United States District Court, Second Circuit

September 3, 2013

JOSE ACOSTA, Petitioner,
v.
PATRICK GRIFFIN, Respondent.

REPORT AND RECOMMENDATION

LORNA G. SCHOFIELD, District Judge.

I. INTRODUCTION

Pro Se Petitioner Jose Acosta ("Acosta"), a New York State prisoner at Sullivan Correctional Facility, seeks a writ of habeas corpus pursuant to 28 U.S.C. § 2254. On November 27, 2007, Acosta was convicted of robbery in the third degree (N.Y. Penal Law § 160.05) and sentenced to a prison term of fifteen years to life. Acosta contends that his conviction violates the United States Constitution because (1) the sentencing court failed to properly implement New York's persistent felon statute by not allowing him to controvert the constitutionality of his past convictions and by failing to affirmatively state why his history and character warranted an extended sentence, (2) appellate counsel provided ineffective assistance in failing to argue that the trial court erred in not giving a missing witness charge for the Cantonese-speaking police officer, and (3) appellate counsel provided ineffective assistance in failing to argue that Acosta was improperly sentenced as a persistent felony offender.
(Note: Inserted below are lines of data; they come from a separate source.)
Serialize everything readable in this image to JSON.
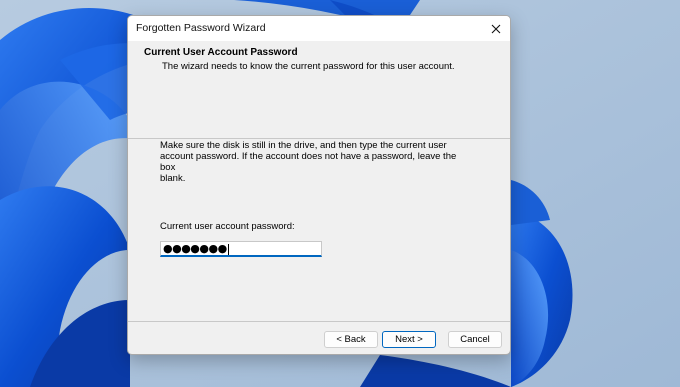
{
  "window": {
    "title": "Forgotten Password Wizard"
  },
  "header": {
    "title": "Current User Account Password",
    "subtitle": "The wizard needs to know the current password for this user account."
  },
  "body": {
    "instructions_line1": "Make sure the disk is still in the drive, and then type the current user",
    "instructions_line2": "account password. If the account does not have a password, leave the box",
    "instructions_line3": "blank.",
    "password_label": "Current user account password:",
    "password_value": "●●●●●●●"
  },
  "buttons": {
    "back": "< Back",
    "next": "Next >",
    "cancel": "Cancel"
  },
  "icons": {
    "close": "close-icon"
  },
  "colors": {
    "accent": "#0067c0",
    "dialog_bg": "#f0f0f0",
    "wallpaper_blue": "#1a5fd6"
  }
}
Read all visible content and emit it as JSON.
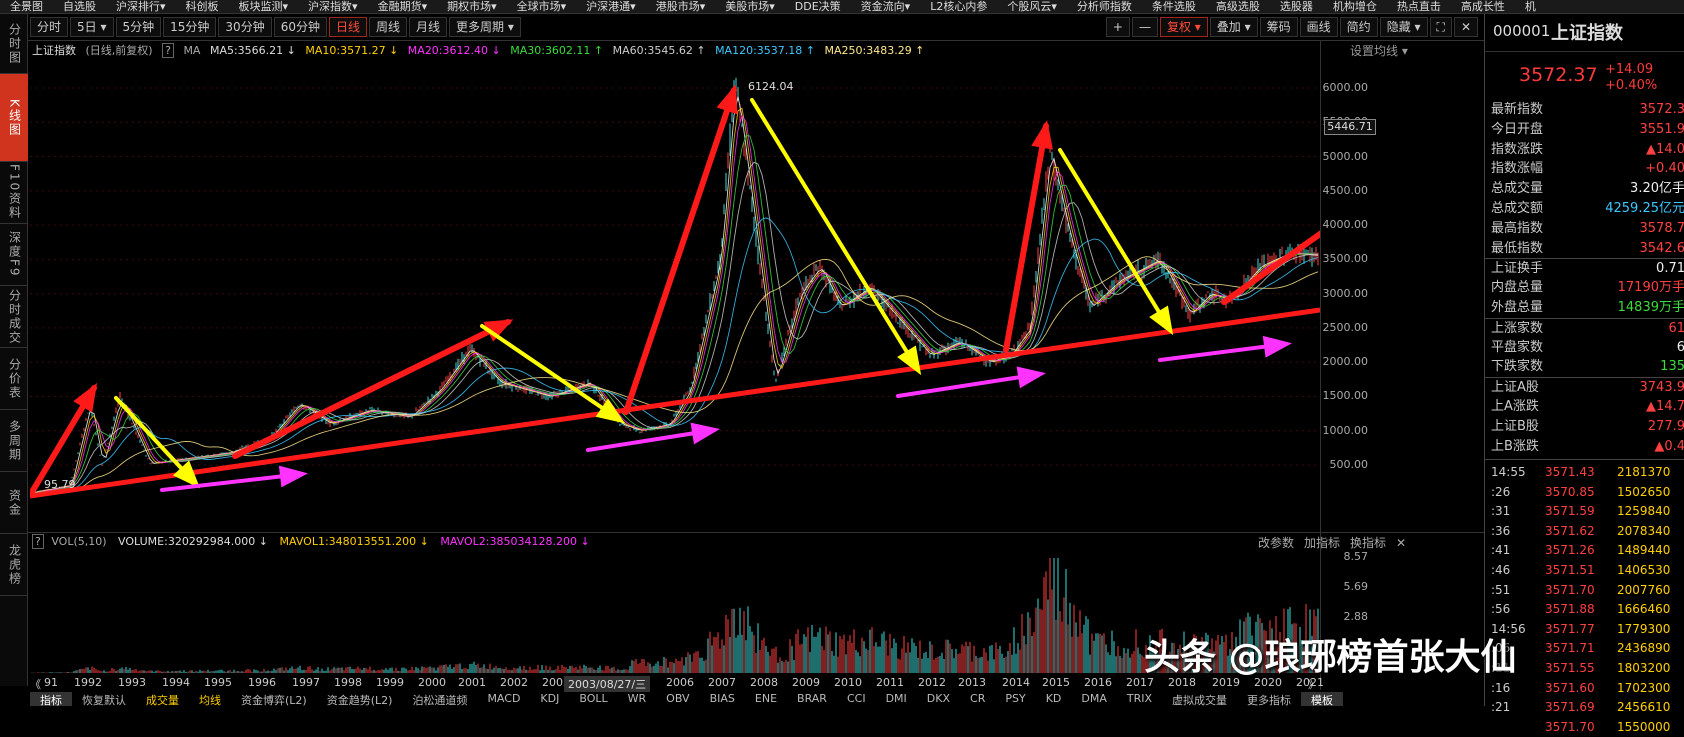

For the reasons set forth below, I recommend that the Petition be DENIED.

II. BACKGROUND

A. Factual History

On July 7, 2006, Acosta stole a gold chain and jade pendant from Puiling Wong's ("Wong") neck. (Trial Tr. at 32-33, 35.) While being chased by Wong, Acosta crashed into Police Officer Barbera ("Barbera"). Barbera arrested Acosta and retrieved the stolen property. ( Id. at 116-17.) Wong had a "slight cut" with "very little blood" on her lower lip, and pain in her neck. (Trial Tr. at 48, 66.)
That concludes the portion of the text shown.